Per far fronte all’emergenza sanitaria in corso a Spoleto è necessario e urgente che venga ripristinato il pronto soccorso per tutti i pazienti e che tutti i reparti chiusi “per Covid” riaprano nel rispetto delle norme di sicurezza per garantire la vera sanità pubblica che serve che può e deve essere difesa dai lavoratori e dalle masse popolari organizzate. È su questi obiettivi che la mobilitazione deve proseguire:
- Unendosi al personale sanitario, per la loro stabilizzazione e contro la legge sull’obbligo di fedeltà aziendale per garantire a medici e infermieri la libertà di espressione e denuncia sulle condizioni di lavoro, per sbloccare le assunzioni degli operatori sanitari e mobilitarsi per la riapertura degli ospedali chiusi e requisire le cliniche private per metterle a disposizione della sanità pubblica.

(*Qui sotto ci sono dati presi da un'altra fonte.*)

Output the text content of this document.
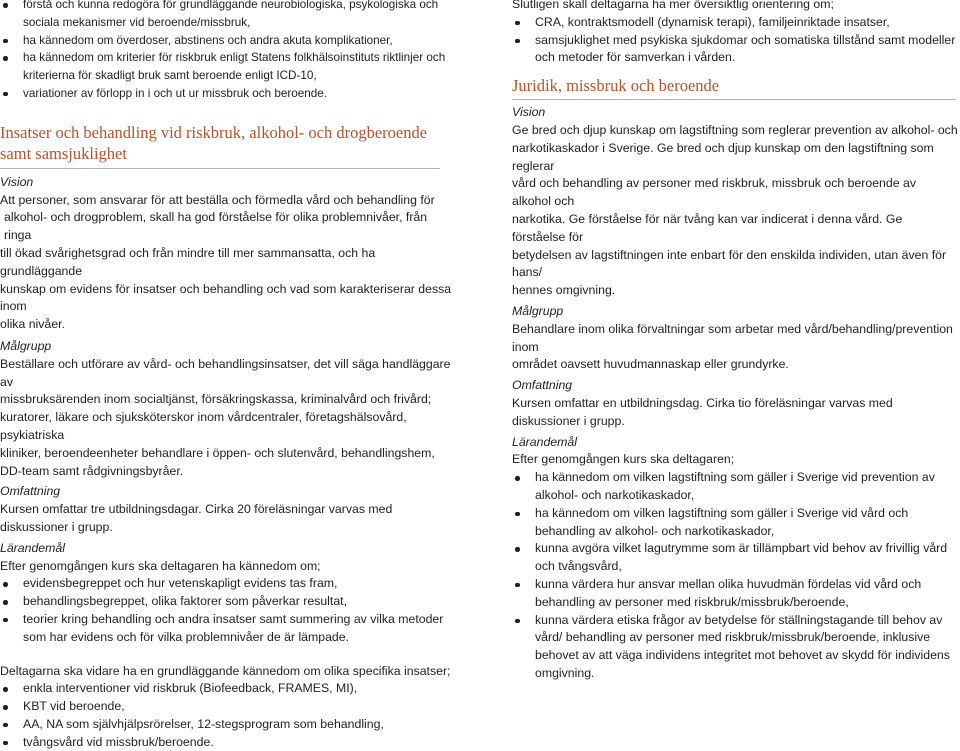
förstå och kunna redogöra för grundläggande neurobiologiska, psykologiska och sociala mekanismer vid beroende/missbruk,
ha kännedom om överdoser, abstinens och andra akuta komplikationer,
ha kännedom om kriterier för riskbruk enligt Statens folkhälsoinstituts riktlinjer och kriterierna för skadligt bruk samt beroende enligt ICD-10,
variationer av förlopp in i och ut ur missbruk och beroende.
Insatser och behandling vid riskbruk, alkohol- och drogberoende samt samsjuklighet

Vision

Att personer, som ansvarar för att beställa och förmedla vård och behandling för

alkohol- och drogproblem, skall ha god förståelse för olika problemnivåer, från ringa

till ökad svårighetsgrad och från mindre till mer sammansatta, och ha grundläggande

kunskap om evidens för insatser och behandling och vad som karakteriserar dessa inom

olika nivåer.

Målgrupp

Beställare och utförare av vård- och behandlingsinsatser, det vill säga handläggare av

missbruksärenden inom socialtjänst, försäkringskassa, kriminalvård och frivård;

kuratorer, läkare och sjuksköterskor inom vårdcentraler, företagshälsovård, psykiatriska

kliniker, beroendeenheter behandlare i öppen- och slutenvård, behandlingshem,

DD-team samt rådgivningsbyråer.

Omfattning

Kursen omfattar tre utbildningsdagar. Cirka 20 föreläsningar varvas med diskussioner i grupp.

Lärandemål

Efter genomgången kurs ska deltagaren ha kännedom om;

evidensbegreppet och hur vetenskapligt evidens tas fram,
behandlingsbegreppet, olika faktorer som påverkar resultat,
teorier kring behandling och andra insatser samt summering av vilka metoder som har evidens och för vilka problemnivåer de är lämpade.

Deltagarna ska vidare ha en grundläggande kännedom om olika specifika insatser;

enkla interventioner vid riskbruk (Biofeedback, FRAMES, MI),
KBT vid beroende,
AA, NA som självhjälpsrörelser, 12-stegsprogram som behandling,
tvångsvård vid missbruk/beroende.

Slutligen skall deltagarna ha mer översiktlig orientering om;

CRA, kontraktsmodell (dynamisk terapi), familjeinriktade insatser,
samsjuklighet med psykiska sjukdomar och somatiska tillstånd samt modeller och metoder för samverkan i vården.
Juridik, missbruk och beroende

Vision

Ge bred och djup kunskap om lagstiftning som reglerar prevention av alkohol- och

narkotikaskador i Sverige. Ge bred och djup kunskap om den lagstiftning som reglerar

vård och behandling av personer med riskbruk, missbruk och beroende av alkohol och

narkotika. Ge förståelse för när tvång kan var indicerat i denna vård. Ge förståelse för

betydelsen av lagstiftningen inte enbart för den enskilda individen, utan även för hans/

hennes omgivning.

Målgrupp

Behandlare inom olika förvaltningar som arbetar med vård/behandling/prevention inom

området oavsett huvudmannaskap eller grundyrke.

Omfattning

Kursen omfattar en utbildningsdag. Cirka tio föreläsningar varvas med diskussioner i grupp.

Lärandemål

Efter genomgången kurs ska deltagaren;

ha kännedom om vilken lagstiftning som gäller i Sverige vid prevention av alkohol- och narkotikaskador,
ha kännedom om vilken lagstiftning som gäller i Sverige vid vård och behandling av alkohol- och narkotikaskador,
kunna avgöra vilket lagutrymme som är tillämpbart vid behov av frivillig vård och tvångsvård,
kunna värdera hur ansvar mellan olika huvudmän fördelas vid vård och behandling av personer med riskbruk/missbruk/beroende,
kunna värdera etiska frågor av betydelse för ställningstagande till behov av vård/ behandling av personer med riskbruk/missbruk/beroende, inklusive behovet av att väga individens integritet mot behovet av skydd för individens omgivning.
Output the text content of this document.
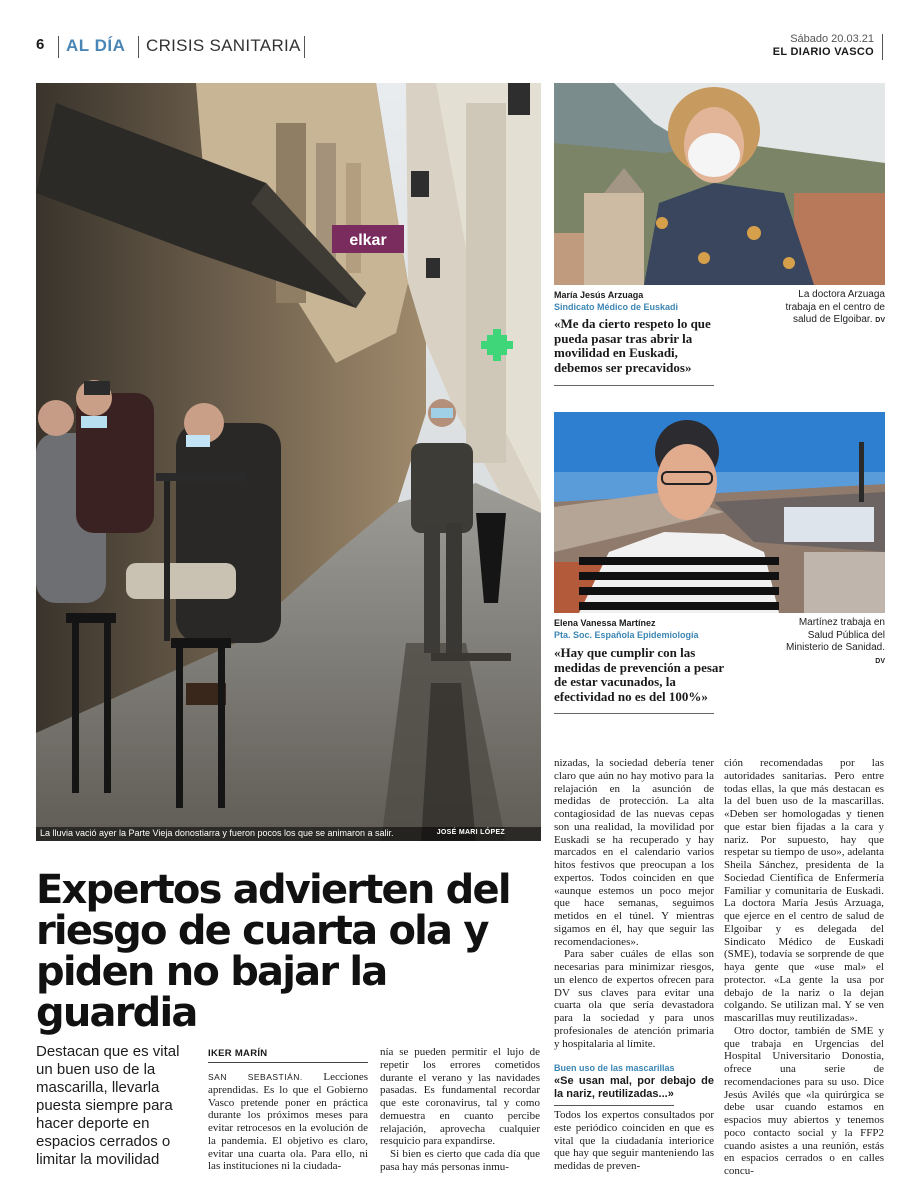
6 AL DÍA CRISIS SANITARIA	Sábado 20.03.21
EL DIARIO VASCO
elkar
La lluvia vació ayer la Parte Vieja donostiarra y fueron pocos los que se animaron a salir.	JOSÉ MARI LÓPEZ
María Jesús Arzuaga
Sindicato Médico de Euskadi
«Me da cierto respeto lo que pueda pasar tras abrir la movilidad en Euskadi, debemos ser precavidos»
La doctora Arzuaga trabaja en el centro de salud de Elgoibar. DV
Elena Vanessa Martínez
Pta. Soc. Española Epidemiología
«Hay que cumplir con las medidas de prevención a pesar de estar vacunados, la efectividad no es del 100%»
Martínez trabaja en Salud Pública del Ministerio de Sanidad. DV
Expertos advierten del riesgo de cuarta ola y piden no bajar la guardia
Destacan que es vital un buen uso de la mascarilla, llevarla puesta siempre para hacer deporte en espacios cerrados o limitar la movilidad
IKER MARÍN

SAN SEBASTIÁN. Lecciones aprendidas. Es lo que el Gobierno Vasco pretende poner en práctica durante los próximos meses para evitar retrocesos en la evolución de la pandemia. El objetivo es claro, evitar una cuarta ola. Para ello, ni las instituciones ni la ciudada-

nía se pueden permitir el lujo de repetir los errores cometidos durante el verano y las navidades pasadas. Es fundamental recordar que este coronavirus, tal y como demuestra en cuanto percibe relajación, aprovecha cualquier resquicio para expandirse.

Si bien es cierto que cada día que pasa hay más personas inmu-

nizadas, la sociedad debería tener claro que aún no hay motivo para la relajación en la asunción de medidas de protección. La alta contagiosidad de las nuevas cepas son una realidad, la movilidad por Euskadi se ha recuperado y hay marcados en el calendario varios hitos festivos que preocupan a los expertos. Todos coinciden en que «aunque estemos un poco mejor que hace semanas, seguimos metidos en el túnel. Y mientras sigamos en él, hay que seguir las recomendaciones».

Para saber cuáles de ellas son necesarias para minimizar riesgos, un elenco de expertos ofrecen para DV sus claves para evitar una cuarta ola que sería devastadora para la sociedad y para unos profesionales de atención primaria y hospitalaria al límite.

Buen uso de las mascarillas
«Se usan mal, por debajo de la nariz, reutilizadas...»

Todos los expertos consultados por este periódico coinciden en que es vital que la ciudadanía interiorice que hay que seguir manteniendo las medidas de preven-

ción recomendadas por las autoridades sanitarias. Pero entre todas ellas, la que más destacan es la del buen uso de la mascarillas. «Deben ser homologadas y tienen que estar bien fijadas a la cara y nariz. Por supuesto, hay que respetar su tiempo de uso», adelanta Sheila Sánchez, presidenta de la Sociedad Científica de Enfermería Familiar y comunitaria de Euskadi. La doctora María Jesús Arzuaga, que ejerce en el centro de salud de Elgoibar y es delegada del Sindicato Médico de Euskadi (SME), todavía se sorprende de que haya gente que «use mal» el protector. «La gente la usa por debajo de la nariz o la dejan colgando. Se utilizan mal. Y se ven mascarillas muy reutilizadas».

Otro doctor, también de SME y que trabaja en Urgencias del Hospital Universitario Donostia, ofrece una serie de recomendaciones para su uso. Dice Jesús Avilés que «la quirúrgica se debe usar cuando estamos en espacios muy abiertos y tenemos poco contacto social y la FFP2 cuando asistes a una reunión, estás en espacios cerrados o en calles concu-
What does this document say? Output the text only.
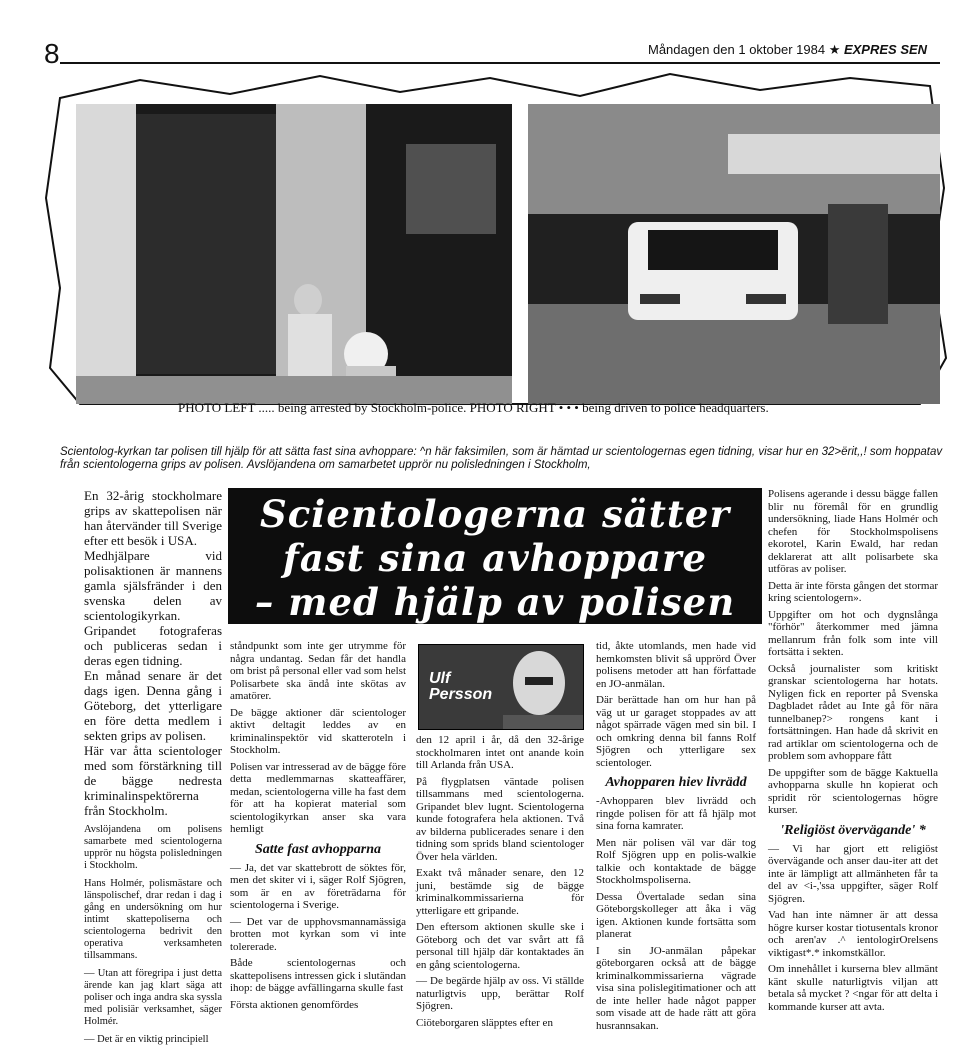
8	Måndagen den 1 oktober 1984 ★ EXPRES SEN
PHOTO LEFT ..... being arrested by Stockholm-police. PHOTO RIGHT • • • being driven to police headquarters.
Scientolog-kyrkan tar polisen till hjälp för att sätta fast sina avhoppare: ^n här faksimilen, som är hämtad ur scientologernas egen tidning, visar hur en 32>ërit,,! som hoppatav från scientologerna grips av polisen. Avslöjandena om samarbetet upprör nu polisledningen i Stockholm,
Scientologerna sätter
fast sina avhoppare
– med hjälp av polisen

En 32-årig stockholmare grips av skattepolisen när han återvänder till Sverige efter ett besök i USA.

Medhjälpare vid polisaktionen är mannens gamla själsfränder i den svenska delen av scientologikyrkan. Gripandet fotograferas och publiceras sedan i deras egen tidning.

En månad senare är det dags igen. Denna gång i Göteborg, det ytterligare en före detta medlem i sekten grips av polisen.

Här var åtta scientologer med som förstärkning till de bägge nedresta kriminalinspektörerna från Stockholm.

Avslöjandena om polisens samarbete med scientologerna upprör nu högsta polisledningen i Stockholm.

Hans Holmér, polismästare och länspolischef, drar redan i dag i gång en undersökning om hur intimt skattepoliserna och scientologerna bedrivit den operativa verksamheten tillsammans.

— Utan att föregripa i just detta ärende kan jag klart säga att poliser och inga andra ska syssla med polisiär verksamhet, säger Holmér.

— Det är en viktig principiell

ståndpunkt som inte ger utrymme för några undantag. Sedan får det handla om brist på personal eller vad som helst Polisarbete ska ändå inte skötas av amatörer.

De bägge aktioner där scientologer aktivt deltagit leddes av en kriminalinspektör vid skatteroteln i Stockholm.

Polisen var intresserad av de bägge före detta medlemmarnas skatteaffärer, medan, scientologerna ville ha fast dem för att ha kopierat material som scientologikyrkan anser ska vara hemligt

Satte fast avhopparna

— Ja, det var skattebrott de söktes för, men det skiter vi i, säger Rolf Sjögren, som är en av företrädarna för scientologerna i Sverige.

— Det var de upphovsmannamässiga brotten mot kyrkan som vi inte tolererade.

Både scientologernas och skattepolisens intressen gick i slutändan ihop: de bägge avfällingarna skulle fast

Första aktionen genomfördes

Ulf
Persson

den 12 april i år, då den 32-årige stockholmaren intet ont anande koin till Arlanda från USA.

På flygplatsen väntade polisen tillsammans med scientologerna. Gripandet blev lugnt. Scientologerna kunde fotografera hela aktionen. Två av bilderna publicerades senare i den tidning som sprids bland scientologer Över hela världen.

Exakt två månader senare, den 12 juni, bestämde sig de bägge kriminalkommissarierna för ytterligare ett gripande.

Den eftersom aktionen skulle ske i Göteborg och det var svårt att få personal till hjälp där kontaktades än en gång scientologerna.

— De begärde hjälp av oss. Vi ställde naturligtvis upp, berättar Rolf Sjögren.

Ciöteborgaren släpptes efter en

tid, åkte utomlands, men hade vid hemkomsten blivit så upprörd Över polisens metoder att han författade en JO-anmälan.

Där berättade han om hur han på väg ut ur garaget stoppades av att något spärrade vägen med sin bil. I och omkring denna bil fanns Rolf Sjögren och ytterligare sex scientologer.

Avhopparen hiev livrädd

-Avhopparen blev livrädd och ringde polisen för att få hjälp mot sina forna kamrater.

Men när polisen väl var där tog Rolf Sjögren upp en polis-walkie talkie och kontaktade de bägge Stockholmspoliserna.

Dessa Övertalade sedan sina Göteborgskolleger att åka i väg igen. Aktionen kunde fortsätta som planerat

I sin JO-anmälan påpekar göteborgaren också att de bägge kriminalkommissarierna vägrade visa sina polislegitimationer och att de inte heller hade något papper som visade att de hade rätt att göra husrannsakan.

Polisens agerande i dessu bägge fallen blir nu föremål för en grundlig undersökning, liade Hans Holmér och chefen för Stockholmspolisens ekorotel, Karin Ewald, har redan deklarerat att allt polisarbete ska utföras av poliser.

Detta är inte första gången det stormar kring scientologern».

Uppgifter om hot och dygnslånga "förhör" återkommer med jämna mellanrum från folk som inte vill fortsätta i sekten.

Också journalister som kritiskt granskar scientologerna har hotats. Nyligen fick en reporter på Svenska Dagbladet rådet au Inte gå för nära tunnelbanep?> rongens kant i fortsättningen. Han hade då skrivit en rad artiklar om scientologerna och de problem som avhoppare fått

De uppgifter som de bägge Kaktuella avhopparna skulle hn kopierat och spridit rör scientologernas högre kurser.

'Religiöst övervägande' *

— Vi har gjort ett religiöst övervägande och anser dau-iter att det inte är lämpligt att allmänheten får ta del av <i-,'ssa uppgifter, säger Rolf Sjögren.

Vad han inte nämner är att dessa högre kurser kostar tiotusentals kronor och aren'av .^ ientologirOrelsens viktigast*.* inkomstkällor.

Om innehållet i kurserna blev allmänt känt skulle naturligtvis viljan att betala så mycket ? <ngar för att delta i kommande kurser att avta.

- Unendosi ai comitati in lotta a difesa della sanità pubblica già esistenti come il Comitato per il diritto alla salute – art. 32 e il Comitato Perugia Solidale, affinchè la battaglia per il San Matteo diventi la lotta per pretendere la riaffermazione di tutti i servizi necessari e il potenziamento della sanità pubblica e gratuita per tutta la Regione.
- Chiamando gli eletti in Consiglio regionale che si dichiarano contro le scelte di Tesei e Coletto a mettersi al servizio della lotta visto che il portavoce delle opposizioni, Fabio Paparelli, i gruppi di minoranza all’Assemblea legislativa dell’Umbria (Tommaso Bori – capogruppo, Donatella Porzi, Simona Meloni, Michele Bettarelli -Pd, Thomas De Luca – capogruppo-M5S, Vincenzo Bianconi – capogruppo – Misto, Andrea Fora – capogruppo – Patto civico per l’Umbria) hanno già condiviso un documento in cui denunciano l’inadeguatezza del governo regionale dell’Umbria nell’affrontare la crisi sanitaria da Covid-19. Solo se faranno questo potranno dire di agire negli interessi della maggioranza della popolazione, altrimenti dovranno fare i conti con la rabbia e l’indignazione popolare per non essere passati dalle parole ai fatti!